Masters students at London Met have been working on a project to design a data ingestion pipeline.

The project, which was funded by the University, has been used to offer students opportunities to work on a research project to help them learn new skills. Stephanie Healy Fabrega and Indrajitrakuraj Ravi, two Data Analytics MSc students, have been recruited to the project as research assistants.

Data ingestion is the transportation of data from assorted sources to a storage medium, like a cloud, which can be accessed, used, and analysed by an organisation. 

This pipeline can help empower London by saving researchers precious time for data analytics, support their decision making, and provide services and solutions for the city. This fits with London Met’s broader strategic aim to develop meaningful civic engagement between the University and the city, exemplified through the work of the London Met Lab, which launched last year. 

Stephanie said: “Working towards building a data ingestion pipeline has been a great opportunity to grow not just personally but also professionally towards becoming a fully equipped data analyst. This research position has granted me the space for hands-on application of everything that I have learned in the Data Analytics MSc course, making my studies at London Met even more thorough and powerful.”
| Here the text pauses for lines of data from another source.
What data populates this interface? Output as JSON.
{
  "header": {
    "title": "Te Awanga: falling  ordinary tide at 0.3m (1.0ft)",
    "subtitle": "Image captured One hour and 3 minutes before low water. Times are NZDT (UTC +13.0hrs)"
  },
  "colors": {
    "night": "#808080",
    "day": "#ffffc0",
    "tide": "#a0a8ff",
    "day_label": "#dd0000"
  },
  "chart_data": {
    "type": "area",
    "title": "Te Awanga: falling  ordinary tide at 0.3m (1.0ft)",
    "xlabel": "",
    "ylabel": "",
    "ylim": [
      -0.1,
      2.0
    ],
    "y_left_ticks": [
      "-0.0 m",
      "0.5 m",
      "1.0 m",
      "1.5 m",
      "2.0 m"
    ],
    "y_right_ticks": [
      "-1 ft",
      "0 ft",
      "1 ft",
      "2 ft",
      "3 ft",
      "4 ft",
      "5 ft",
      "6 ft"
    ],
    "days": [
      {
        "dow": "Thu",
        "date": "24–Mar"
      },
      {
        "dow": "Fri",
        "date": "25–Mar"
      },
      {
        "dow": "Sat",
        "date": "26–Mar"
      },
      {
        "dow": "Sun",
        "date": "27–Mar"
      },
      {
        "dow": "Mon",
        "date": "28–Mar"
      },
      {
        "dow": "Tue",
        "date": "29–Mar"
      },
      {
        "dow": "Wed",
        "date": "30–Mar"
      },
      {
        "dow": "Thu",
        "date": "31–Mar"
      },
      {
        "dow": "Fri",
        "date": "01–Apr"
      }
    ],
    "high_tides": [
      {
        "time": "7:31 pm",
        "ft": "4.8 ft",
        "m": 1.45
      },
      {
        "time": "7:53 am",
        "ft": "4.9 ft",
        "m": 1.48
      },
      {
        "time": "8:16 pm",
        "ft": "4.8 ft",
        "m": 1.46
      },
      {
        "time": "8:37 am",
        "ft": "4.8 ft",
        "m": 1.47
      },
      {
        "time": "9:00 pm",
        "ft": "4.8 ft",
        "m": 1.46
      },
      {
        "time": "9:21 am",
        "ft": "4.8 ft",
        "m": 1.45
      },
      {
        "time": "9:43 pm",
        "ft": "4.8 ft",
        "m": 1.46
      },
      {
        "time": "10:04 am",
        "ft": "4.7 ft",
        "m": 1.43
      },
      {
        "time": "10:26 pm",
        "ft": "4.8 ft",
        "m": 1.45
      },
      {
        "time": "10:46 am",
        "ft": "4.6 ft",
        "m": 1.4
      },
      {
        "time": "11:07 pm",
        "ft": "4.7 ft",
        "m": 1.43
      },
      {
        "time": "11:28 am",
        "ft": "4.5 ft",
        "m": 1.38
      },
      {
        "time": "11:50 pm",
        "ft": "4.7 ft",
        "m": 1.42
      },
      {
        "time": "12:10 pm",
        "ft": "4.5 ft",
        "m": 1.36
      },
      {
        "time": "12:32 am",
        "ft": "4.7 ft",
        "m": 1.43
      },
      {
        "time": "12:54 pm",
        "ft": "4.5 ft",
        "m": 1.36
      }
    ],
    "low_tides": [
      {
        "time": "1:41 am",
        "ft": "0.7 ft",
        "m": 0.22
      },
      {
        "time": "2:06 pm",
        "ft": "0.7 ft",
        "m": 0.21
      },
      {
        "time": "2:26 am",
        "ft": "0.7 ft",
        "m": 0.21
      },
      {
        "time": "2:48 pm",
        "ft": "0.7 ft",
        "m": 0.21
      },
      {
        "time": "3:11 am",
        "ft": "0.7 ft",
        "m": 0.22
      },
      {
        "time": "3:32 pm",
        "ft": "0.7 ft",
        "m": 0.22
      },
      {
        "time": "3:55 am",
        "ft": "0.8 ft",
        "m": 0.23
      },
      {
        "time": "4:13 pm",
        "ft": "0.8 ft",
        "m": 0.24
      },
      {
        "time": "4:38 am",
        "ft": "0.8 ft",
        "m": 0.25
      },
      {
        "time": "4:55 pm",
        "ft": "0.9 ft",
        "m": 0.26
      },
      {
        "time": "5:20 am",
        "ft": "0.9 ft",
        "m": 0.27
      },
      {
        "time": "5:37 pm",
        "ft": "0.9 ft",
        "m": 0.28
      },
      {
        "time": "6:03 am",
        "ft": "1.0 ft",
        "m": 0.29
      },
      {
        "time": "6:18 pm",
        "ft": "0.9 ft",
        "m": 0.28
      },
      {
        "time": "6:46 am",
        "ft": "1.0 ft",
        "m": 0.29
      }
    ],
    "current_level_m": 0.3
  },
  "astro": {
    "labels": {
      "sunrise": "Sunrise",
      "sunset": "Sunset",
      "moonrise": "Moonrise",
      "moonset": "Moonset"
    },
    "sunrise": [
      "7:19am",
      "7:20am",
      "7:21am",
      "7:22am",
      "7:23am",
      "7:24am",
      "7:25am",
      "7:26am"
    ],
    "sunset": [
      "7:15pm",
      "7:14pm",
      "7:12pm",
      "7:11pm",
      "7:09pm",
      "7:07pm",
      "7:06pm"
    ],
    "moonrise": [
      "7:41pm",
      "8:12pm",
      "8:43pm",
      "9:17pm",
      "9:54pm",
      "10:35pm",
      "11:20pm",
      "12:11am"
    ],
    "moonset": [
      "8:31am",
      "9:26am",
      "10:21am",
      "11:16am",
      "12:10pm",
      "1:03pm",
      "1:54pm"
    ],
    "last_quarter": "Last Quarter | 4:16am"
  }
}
Indrajitrakuraj said: “The project itself is very interesting and I feel really proud and lucky to have an opportunity to work with Professor Qicheng Yu. This research has great potential to be helpful for students, researchers and even government agencies working on development as the project itself is about empowering London.”

So far, they have explored and identified more than 350 useful data sources in eight different catalogues involving aspects such as demographics and crimes to education and housing. Furthermore, they have created time and location dimensions within the data, covering both the last ten and the next ten years, which helps to create a meaningful foundation for the infrastructure of the research.